Nous avons participé à la campagne avec les antilibéraux et les altermondialistes. Nous pensions que la campagne avec José Bové nous permettrait de faire entendre nos idées, puisque nous étions enfin émancipé du PC et des Trotskistes, toujours dans une logique productiviste (création de richesses) bien que Besancenot commence à se poser quelques questions. Nous espérions faire une campagne à la Coluche où nous aurions exposé les véritables alternatives. Aborder autrement la notion de travail en remplaçant le salariat et proposer la mise en place d’un revenu universel4 permettant à chacun de vivre et d’exister, qu’il travaille ou non. La campagne avec José Bové nous reste en travers de la gorge car il n’y a eu que très peu de place pour les alternatives au système ... et pour les OC. Nous avons pu intervenir à Nantes car il existe là-bas un groupe décroissance qui est actif. Sinon, on ne nous a pas permis d’intervenir lors de grands meetings comme à Toulouse, Bordeaux, Lyon ...
Aujourd’hui, nous pensons que la décroissance est le carburant qui peut faire repartir le moteur altermondialiste.

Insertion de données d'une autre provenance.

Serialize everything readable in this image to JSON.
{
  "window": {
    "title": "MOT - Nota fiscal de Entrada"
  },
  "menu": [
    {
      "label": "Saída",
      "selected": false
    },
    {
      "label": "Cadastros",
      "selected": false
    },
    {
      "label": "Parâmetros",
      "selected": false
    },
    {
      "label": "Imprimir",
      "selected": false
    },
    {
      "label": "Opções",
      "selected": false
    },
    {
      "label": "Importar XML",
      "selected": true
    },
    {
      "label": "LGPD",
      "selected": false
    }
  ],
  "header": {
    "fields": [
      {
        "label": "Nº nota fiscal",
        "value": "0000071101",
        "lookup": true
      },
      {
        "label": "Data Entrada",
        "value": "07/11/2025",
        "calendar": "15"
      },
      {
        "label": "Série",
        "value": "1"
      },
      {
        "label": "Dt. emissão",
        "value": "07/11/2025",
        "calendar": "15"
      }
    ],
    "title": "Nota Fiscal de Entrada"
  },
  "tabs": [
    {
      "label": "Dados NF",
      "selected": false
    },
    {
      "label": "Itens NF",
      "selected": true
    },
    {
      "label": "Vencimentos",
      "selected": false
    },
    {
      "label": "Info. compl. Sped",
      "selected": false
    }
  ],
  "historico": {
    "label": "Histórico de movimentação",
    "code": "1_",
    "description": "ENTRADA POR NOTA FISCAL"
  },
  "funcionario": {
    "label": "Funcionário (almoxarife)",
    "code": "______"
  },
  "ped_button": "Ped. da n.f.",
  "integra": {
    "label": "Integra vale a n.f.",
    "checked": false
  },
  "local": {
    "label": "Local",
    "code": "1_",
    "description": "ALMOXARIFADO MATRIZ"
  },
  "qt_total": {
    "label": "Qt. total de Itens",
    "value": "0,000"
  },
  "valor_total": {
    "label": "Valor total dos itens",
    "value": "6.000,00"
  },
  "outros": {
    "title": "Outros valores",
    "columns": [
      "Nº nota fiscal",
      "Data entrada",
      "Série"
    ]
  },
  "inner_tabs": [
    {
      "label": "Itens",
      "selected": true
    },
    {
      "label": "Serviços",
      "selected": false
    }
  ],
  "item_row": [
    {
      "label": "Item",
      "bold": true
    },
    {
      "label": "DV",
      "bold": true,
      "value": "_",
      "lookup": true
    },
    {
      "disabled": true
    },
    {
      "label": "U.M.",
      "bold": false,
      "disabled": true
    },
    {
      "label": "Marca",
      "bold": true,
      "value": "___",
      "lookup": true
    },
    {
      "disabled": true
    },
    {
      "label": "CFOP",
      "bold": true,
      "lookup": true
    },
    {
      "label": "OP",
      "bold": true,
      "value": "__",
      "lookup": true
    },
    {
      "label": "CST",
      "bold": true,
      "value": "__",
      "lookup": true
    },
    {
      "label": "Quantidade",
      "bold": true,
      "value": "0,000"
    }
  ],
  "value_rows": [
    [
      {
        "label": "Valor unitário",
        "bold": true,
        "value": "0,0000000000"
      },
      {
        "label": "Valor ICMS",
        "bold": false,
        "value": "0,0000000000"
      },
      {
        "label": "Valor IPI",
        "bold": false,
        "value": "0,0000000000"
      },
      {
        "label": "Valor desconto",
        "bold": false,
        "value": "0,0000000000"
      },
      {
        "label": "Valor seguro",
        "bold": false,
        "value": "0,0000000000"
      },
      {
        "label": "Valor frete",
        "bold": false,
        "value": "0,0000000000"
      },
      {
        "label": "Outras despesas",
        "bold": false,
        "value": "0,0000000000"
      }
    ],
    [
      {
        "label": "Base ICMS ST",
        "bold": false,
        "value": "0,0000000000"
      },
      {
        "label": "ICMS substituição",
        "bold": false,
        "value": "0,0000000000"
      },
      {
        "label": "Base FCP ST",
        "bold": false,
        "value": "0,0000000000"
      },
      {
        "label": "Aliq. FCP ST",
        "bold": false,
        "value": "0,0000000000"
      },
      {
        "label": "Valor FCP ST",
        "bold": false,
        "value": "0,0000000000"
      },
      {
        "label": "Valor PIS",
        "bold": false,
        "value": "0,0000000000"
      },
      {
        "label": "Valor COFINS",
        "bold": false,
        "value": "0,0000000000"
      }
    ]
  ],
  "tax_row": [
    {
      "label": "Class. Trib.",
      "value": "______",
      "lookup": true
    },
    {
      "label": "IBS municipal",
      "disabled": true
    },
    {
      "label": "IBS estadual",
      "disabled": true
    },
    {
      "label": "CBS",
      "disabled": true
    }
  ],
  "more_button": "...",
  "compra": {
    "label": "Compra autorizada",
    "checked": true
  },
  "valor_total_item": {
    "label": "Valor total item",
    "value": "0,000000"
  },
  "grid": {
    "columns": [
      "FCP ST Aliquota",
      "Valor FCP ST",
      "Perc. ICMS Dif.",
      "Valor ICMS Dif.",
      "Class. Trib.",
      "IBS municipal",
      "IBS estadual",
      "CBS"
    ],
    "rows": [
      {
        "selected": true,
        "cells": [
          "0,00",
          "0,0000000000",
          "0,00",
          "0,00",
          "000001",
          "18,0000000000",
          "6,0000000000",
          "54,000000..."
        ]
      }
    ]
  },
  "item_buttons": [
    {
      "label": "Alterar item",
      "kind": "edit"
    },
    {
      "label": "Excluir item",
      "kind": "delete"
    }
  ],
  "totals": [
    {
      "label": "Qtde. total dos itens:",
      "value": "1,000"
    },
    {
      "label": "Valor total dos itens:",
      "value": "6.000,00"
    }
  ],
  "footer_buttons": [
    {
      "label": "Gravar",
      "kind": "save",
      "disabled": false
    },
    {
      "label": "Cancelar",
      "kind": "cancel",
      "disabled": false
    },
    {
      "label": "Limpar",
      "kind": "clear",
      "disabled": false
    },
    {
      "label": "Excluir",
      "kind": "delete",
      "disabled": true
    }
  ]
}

Pourquoi vous a-t-on tenu à l’écart ?
Nous avons découvert après la campagne que l’un des responsables de la communication de José Bové était l’un de ceux qui avait travaillé avec Jospin en 2002. La campagne de Bové était surtout destinée à ratisser large pour Ségolène Royal. Malgré tout, je n’en veux pas à José Bové pour tout ce qu’il a fait par le passé (action contre l’OMC, Larzac, lutte contre les OGM, participation à la marche pour la décroissance en 2005...), même s’il n’est pas très clair sur ses orientations politiques.
Pourquoi un parti comme les Verts ne se fait-il pas l’écho de la décroissance ?
A titre individuel, certains Verts comme Yves Cochet sont pour la décroissance. Mais au sein du parti, il n’y a aucun groupe organisé autour de ce thème. Globalement, ils soutiennent le développement durable (avec des nuances) et donc la continuation du système. Ils préfèrent lui apporter quelques modifications plutôt que de le remettre totalement en cause.
Le déroulement des secondes rencontres d’Objecteurs de Croissance (OC) sur Royère-de-Vassivière a permis à des personnes qui ne se reconnaissent pas dans la logique productiviste dominante de se sentir moins seules. Toutefois, elles restent isolées à l’échelle du Limousin. Existe-t-il des groupes régionaux où des OC peuvent se retrouver et échanger ?
Il y a un groupe qui existe sur Limoges mais rien n’est très organisé, les échanges et les contacts se font principalement par internet. Pour en savoir plus, il faut se rendre sur le site “décroissance.info” où doivent se trouver plus d’informations sur ce groupe.
Peut-on participer à la décroissance quand on habite un territoire comme le Plateau de Millevaches où le quotidien nécessite de se déplacer en voiture ?
Il va falloir revenir au local mais sans pour autant parler de société autarcique. Nous serons en relation par le biais de transports moins polluants mais les moyens de locomotion seront bien moins nombreux : fini le “bougisme”, même en Creuse !
Nous devons déjà tendre vers la fin des transports trop gourmands (avion, voiture particulière, le tout camion...). Sous dix- quinze ans, nous devons passer d’une société mondialisée à une société relocalisée : produire et consommer local... ça peut rappeler un slogan des années 70 : Vivre et travailler au pays ... l’histoire continue !
Avez-vous atteint les objectifs que vous vous étiez fixés pour ces secondes rencontres des OC à Royère de Vassivière ?
Oui, comme je l’ai déjà dit nous avons décidé d’être plus visibles dans le champ politique, notamment pour les élections européennes de 2009. Pour continuer la dynamique initiée lors de la campagne de José Bové nous allons œuvrer au rapprochement avec les altermondialistes. Une rencontre est fixée en octobre à Limoges et nous espérons bien lancer au niveau national un appel “de Limoges” comme nous avons lancé un appel “de Royère-de-Vassivière”.